Tuesday, October 5, 2010
Day 5 of October Horror Month: Frankenstein the novel by Mary Shelley
The book FRANKENSTEIN written in the 1800s by Mary Shelley, is said by some sources to have arisen from a shared challenge by poets Lord Byron and Shelley's husband Percy Bysshe Shelley. The challenge was to write a story that questioned man becoming as a God, the role of humans as the new Prometheus (of Greek myth and legend), and humanity’s growing knowledge of science making God more or less a belief rather than assumed fact. That Prometheus the titan is argued in Greek mythology to have given humanity fire, thus, giving them the power of intellect. The titan is thereafter punished by Zeus, the father God for such an act. Doctor Victor Frankenstein, in his role as the builder of the monster/being of Frankenstein, is the creator of unlife, is the Prometheus, having stolen the fire and sharing it with other mortals.
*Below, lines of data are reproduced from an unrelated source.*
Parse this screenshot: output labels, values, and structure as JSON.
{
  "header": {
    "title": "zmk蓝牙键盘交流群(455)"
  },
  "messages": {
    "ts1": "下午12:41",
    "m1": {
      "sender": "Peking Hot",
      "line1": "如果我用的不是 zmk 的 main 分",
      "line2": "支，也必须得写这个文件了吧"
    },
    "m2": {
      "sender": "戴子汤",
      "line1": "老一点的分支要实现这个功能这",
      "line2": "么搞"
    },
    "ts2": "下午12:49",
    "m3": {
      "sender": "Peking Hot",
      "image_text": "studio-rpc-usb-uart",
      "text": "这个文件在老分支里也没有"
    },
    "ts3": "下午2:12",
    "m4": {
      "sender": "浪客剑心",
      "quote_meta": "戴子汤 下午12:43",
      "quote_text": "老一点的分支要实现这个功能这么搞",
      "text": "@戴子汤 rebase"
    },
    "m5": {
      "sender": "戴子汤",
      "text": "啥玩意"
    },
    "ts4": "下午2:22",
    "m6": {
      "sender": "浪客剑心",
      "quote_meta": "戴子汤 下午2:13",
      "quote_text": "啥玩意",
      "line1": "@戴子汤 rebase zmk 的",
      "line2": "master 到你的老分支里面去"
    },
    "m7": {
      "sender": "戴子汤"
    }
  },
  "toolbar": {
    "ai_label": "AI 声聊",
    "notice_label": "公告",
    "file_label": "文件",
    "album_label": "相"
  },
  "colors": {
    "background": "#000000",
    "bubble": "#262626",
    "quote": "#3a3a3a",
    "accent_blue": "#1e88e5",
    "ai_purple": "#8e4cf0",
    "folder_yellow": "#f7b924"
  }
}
This book is not a horror novel so much as an incredible journey into the world of the 1800s intellectual community. Who is God, if man can recreate life? What is life if it can be made by man? Are we the Prometheus? Or will we be?
Having said this isn’t horror why am I presenting it for your consideration in Horror month? It is read with abject horror by people who desire only easy answers. It was adapted to film, and other media in ways that focus upon the result of the act of creating, the monster, rather than considering the reality, that Frankenstein, the Modern Prometheus is about the world of science, and the consequences of creation without ethics or moral endowment.
Read this because it is good, regardless of the genre. It is deservedly called a CLASSIC.